Tough Guys marked the seventh time that stars Burt Lancaster and Kirk Douglas appeared in a movie together, and after seeing this 1986 crime / comedy I can’t help but wish they’d stopped at six.
Having served 30 years for train robbery, Harry Doyle (Lancaster) and Archie Long (Douglas) are released from prison. Their parole officer Richie (Dana Carvey), who also happens to be their biggest fan, does what he can to help the former convicts adapt to a normal life, but Harry and Archie have a rough time of it, and with a nearsighted assassin (Eli Wallach) trying to knock them off, the old friends decide to go back into business for themselves, doing what they do best.
Directed by Jeff Kanew (who previously worked with Douglas in Eddie Macon’s Run), Tough Guys gets off to a decent start; Harry, now in his 70s, is sent to a retirement home, where he reconnects with his old flame, Belle (Alexis Smith). Their scenes together are sweet, while Douglas’s Archie gets most of the laughs early on with his job at a frozen yogurt parlor as well as his whirlwind romance with the much younger Skye (Darlanne Fluegel), whose sexual appetite proves more than he can handle (and for a man in his late ‘60s, Kirk Douglas was in damn good shape!).
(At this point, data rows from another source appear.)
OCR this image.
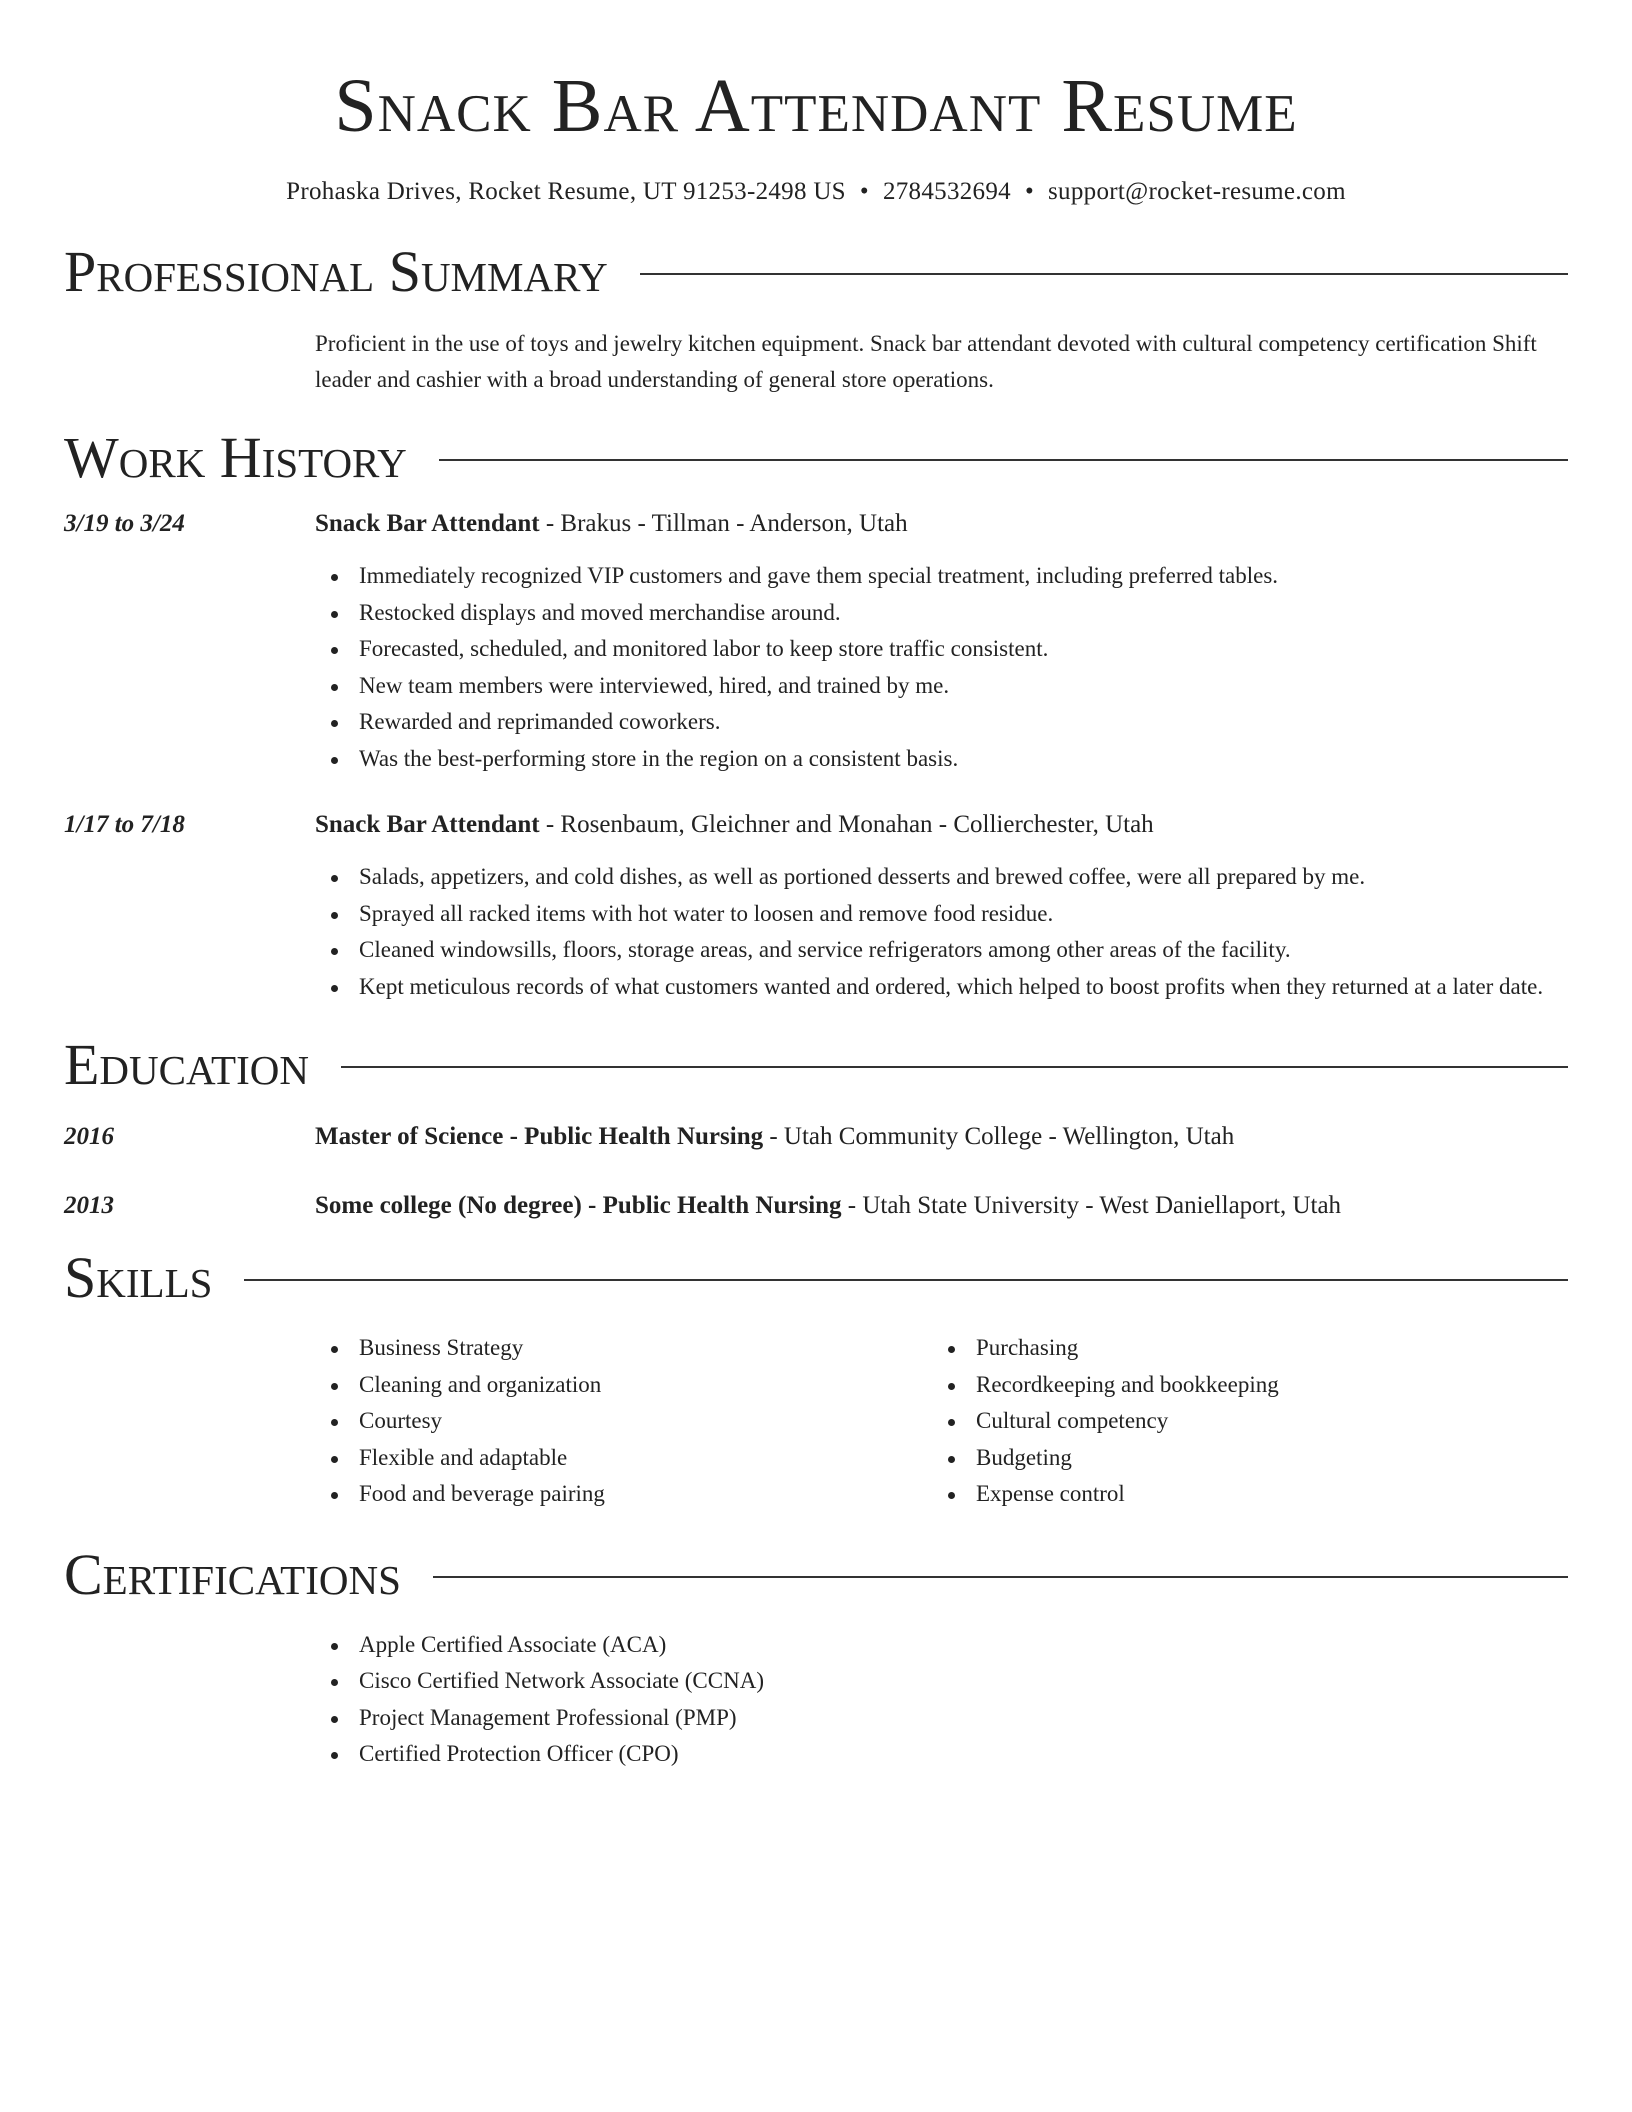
Snack Bar Attendant Resume
Prohaska Drives, Rocket Resume, UT 91253-2498 US • 2784532694 • support@rocket-resume.com
Professional Summary
Proficient in the use of toys and jewelry kitchen equipment. Snack bar attendant devoted with cultural competency certification Shift leader and cashier with a broad understanding of general store operations.
Work History
3/19 to 3/24	Snack Bar Attendant - Brakus - Tillman - Anderson, Utah
Immediately recognized VIP customers and gave them special treatment, including preferred tables.
Restocked displays and moved merchandise around.
Forecasted, scheduled, and monitored labor to keep store traffic consistent.
New team members were interviewed, hired, and trained by me.
Rewarded and reprimanded coworkers.
Was the best-performing store in the region on a consistent basis.
1/17 to 7/18	Snack Bar Attendant - Rosenbaum, Gleichner and Monahan - Collierchester, Utah
Salads, appetizers, and cold dishes, as well as portioned desserts and brewed coffee, were all prepared by me.
Sprayed all racked items with hot water to loosen and remove food residue.
Cleaned windowsills, floors, storage areas, and service refrigerators among other areas of the facility.
Kept meticulous records of what customers wanted and ordered, which helped to boost profits when they returned at a later date.
Education
2016	Master of Science - Public Health Nursing - Utah Community College - Wellington, Utah
2013	Some college (No degree) - Public Health Nursing - Utah State University - West Daniellaport, Utah
Skills
Business Strategy
Cleaning and organization
Courtesy
Flexible and adaptable
Food and beverage pairing
Purchasing
Recordkeeping and bookkeeping
Cultural competency
Budgeting
Expense control
Certifications
Apple Certified Associate (ACA)
Cisco Certified Network Associate (CCNA)
Project Management Professional (PMP)
Certified Protection Officer (CPO)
Unfortunately, Tough Guys falls apart when Harry and Archie once again turn to crime, resulting in a number of “funny” scenes that fall flat. In addition, Charles Durning is wasted (he plays Detective Deke Yablonski, who busted the duo thirty years earlier), while Eli Wallach is painfully over-the-top as the hired gun trying to kill our heroes.
And the less said about the train heist at the end, the better!